C’est un vrai conte de Noël. « Il était une fois un oiseau d’Afrique qui, il y a fort, fort longtemps, avait fait alliance avec l’homme… » La suite est aussi féerique. La créature ailée, en effet, raffolait de la cire d’abeille. Dénicher les ruches sauvages tapies au creux d’un arbre, ce lui était chose aisée ; le chétif volatile, nonobstant, se défiait de l’insecte piqueur. Le bipède aux mains agiles, de son côté, se régalait du miel de ces hyménoptères ; encore lui fallait-il localiser leurs logis. Las, il était nigaud en l’affaire, mais se montrait fort habile, une fois l’antre de ces butineuses démasqué, à enfumer l’essaim et piller leurs trésors.
Compère oiseau et compère Homo, un beau matin, scellèrent donc un accord tacite. A charge pour l’oiseau de guider l’homme vers les ruches ; en retour, celui-ci récompenserait son pilote emplumé en lui faisant offrande de fragments du festin – des rayons de cire. Sans oublier, bien sûr, de s’emparer au préalable de la précieuse substance ambrée.

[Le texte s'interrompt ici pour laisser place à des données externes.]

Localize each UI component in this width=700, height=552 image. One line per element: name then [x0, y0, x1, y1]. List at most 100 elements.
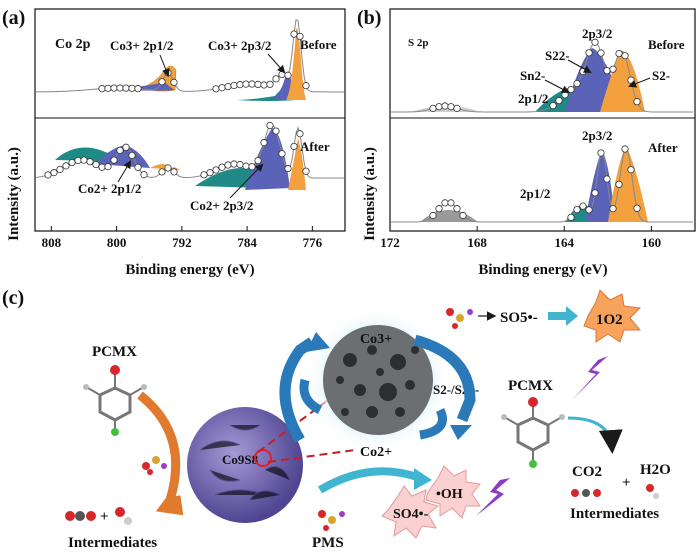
panel-b-frame [389, 8, 696, 232]
data-point [278, 70, 286, 79]
data-point [549, 101, 557, 110]
data-point [242, 162, 250, 170]
data-point [597, 149, 605, 157]
sem-pores [336, 345, 419, 418]
panel-b-xaxis: 172 168 164 160 [380, 226, 661, 250]
data-point [50, 169, 58, 177]
oh-radical-label: •OH [436, 487, 463, 502]
co3-2p12-arrow [159, 54, 170, 77]
panel-b-ylabel: Intensity (a.u.) [362, 147, 378, 241]
cycle-arrow-left-down [299, 378, 323, 415]
so5-to-o2-arrow [548, 306, 578, 326]
b-s2-label: S2- [652, 68, 670, 83]
pcmx-left-label: PCMX [92, 344, 137, 360]
panel-a-frame [34, 8, 346, 232]
h2o-label: H2O [640, 462, 671, 478]
b-2p12-bottom-label: 2p1/2 [520, 186, 550, 201]
data-point [62, 162, 70, 170]
co9s8-flakes [199, 424, 291, 501]
pcmx-right-label: PCMX [508, 378, 553, 394]
sem-image [323, 325, 433, 435]
data-point [224, 82, 232, 91]
products-plus: + [622, 475, 631, 491]
data-point [134, 85, 142, 93]
data-point [573, 206, 581, 214]
data-point [92, 160, 100, 169]
data-point [567, 85, 575, 94]
data-point [248, 163, 256, 171]
data-point [585, 206, 593, 214]
data-point [459, 211, 467, 220]
orange-degradation-arrow [137, 391, 184, 516]
products-molecules [571, 484, 659, 499]
intermediates-left-plus: + [100, 509, 109, 525]
data-point [453, 205, 461, 213]
x-tick-label: 160 [642, 235, 662, 250]
data-point [603, 175, 611, 183]
data-point [627, 166, 635, 174]
lightning-top [572, 356, 608, 400]
data-point [80, 156, 88, 164]
panel-a-xlabel: Binding energy (eV) [125, 262, 254, 278]
data-point [110, 84, 118, 92]
panel-c-label: (c) [2, 287, 24, 309]
data-point [134, 163, 142, 171]
data-point [56, 165, 64, 174]
data-point [435, 103, 443, 111]
intermediates-left-label: Intermediates [68, 535, 157, 551]
data-point [260, 81, 268, 89]
panel-b-label: (b) [357, 7, 381, 29]
b-2p32-bottom-label: 2p3/2 [582, 128, 612, 143]
panel-a-xaxis: 808 800 792 784 776 [42, 226, 323, 250]
panel-a-after: After [300, 139, 330, 154]
data-point [591, 38, 599, 46]
data-point [224, 161, 232, 169]
data-point [44, 171, 52, 179]
data-point [621, 52, 629, 60]
singlet-o2-burst [583, 289, 642, 343]
intermediates-right-label: Intermediates [570, 506, 659, 522]
data-point [104, 163, 112, 171]
data-point [284, 164, 292, 173]
pms-molecule-left [142, 456, 167, 475]
x-tick-label: 168 [467, 235, 487, 250]
data-point [140, 171, 148, 179]
pms-label: PMS [312, 535, 344, 551]
a-after-co2-2p12-peak [95, 145, 150, 168]
panel-a-element: Co 2p [55, 37, 91, 52]
b-before-s2-peak [600, 51, 645, 112]
data-point [248, 80, 256, 88]
data-point [567, 213, 575, 221]
data-point [284, 71, 292, 79]
pms-molecule-top [446, 308, 473, 329]
so5-label: SO5•- [500, 310, 538, 326]
data-point [627, 76, 635, 84]
x-tick-label: 808 [42, 235, 62, 250]
x-tick-label: 164 [555, 235, 575, 250]
panel-b-before: Before [648, 37, 685, 52]
panel-b-element: S 2p [408, 37, 429, 49]
b-sn2-arrow [544, 79, 570, 93]
data-point [128, 151, 136, 160]
b-after-datapoints [429, 145, 641, 221]
data-point [435, 205, 443, 213]
data-point [266, 121, 274, 130]
panel-a-ylabel: Intensity (a.u.) [6, 147, 22, 241]
data-point [302, 82, 310, 90]
pms-arrowhead [414, 468, 432, 490]
intermediates-left-molecules [65, 507, 132, 525]
singlet-o2-label: 1O2 [596, 312, 623, 328]
pcmx-left-molecule [83, 365, 147, 436]
pcmx-to-products-arrow [567, 416, 623, 454]
data-point [591, 189, 599, 197]
a-after-datapoints [44, 121, 310, 179]
data-point [104, 84, 112, 92]
data-point [170, 168, 178, 176]
data-point [86, 158, 94, 166]
co3-label: Co3+ [360, 332, 392, 347]
data-point [573, 79, 581, 88]
data-point [633, 204, 641, 212]
data-point [122, 143, 130, 151]
x-tick-label: 776 [303, 235, 323, 250]
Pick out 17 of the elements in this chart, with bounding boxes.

Une fable pour enfants ? Non. L’histoire est même si véridique que la revue Science, le 8 décembre, en relate un épisode. Cet oiseau rare, c’est le grand indicateur (Indicator indicator), une espèce endémique en Afrique subsaharienne – et l’un des rares volatiles capables de digérer la cire. L’œil rond, le ventre blanc, l’épaule éclaboussée d’une tache jaune et le dos paré de plumes noisette… sous ses 50 grammes, le finaud cache bien son jeu.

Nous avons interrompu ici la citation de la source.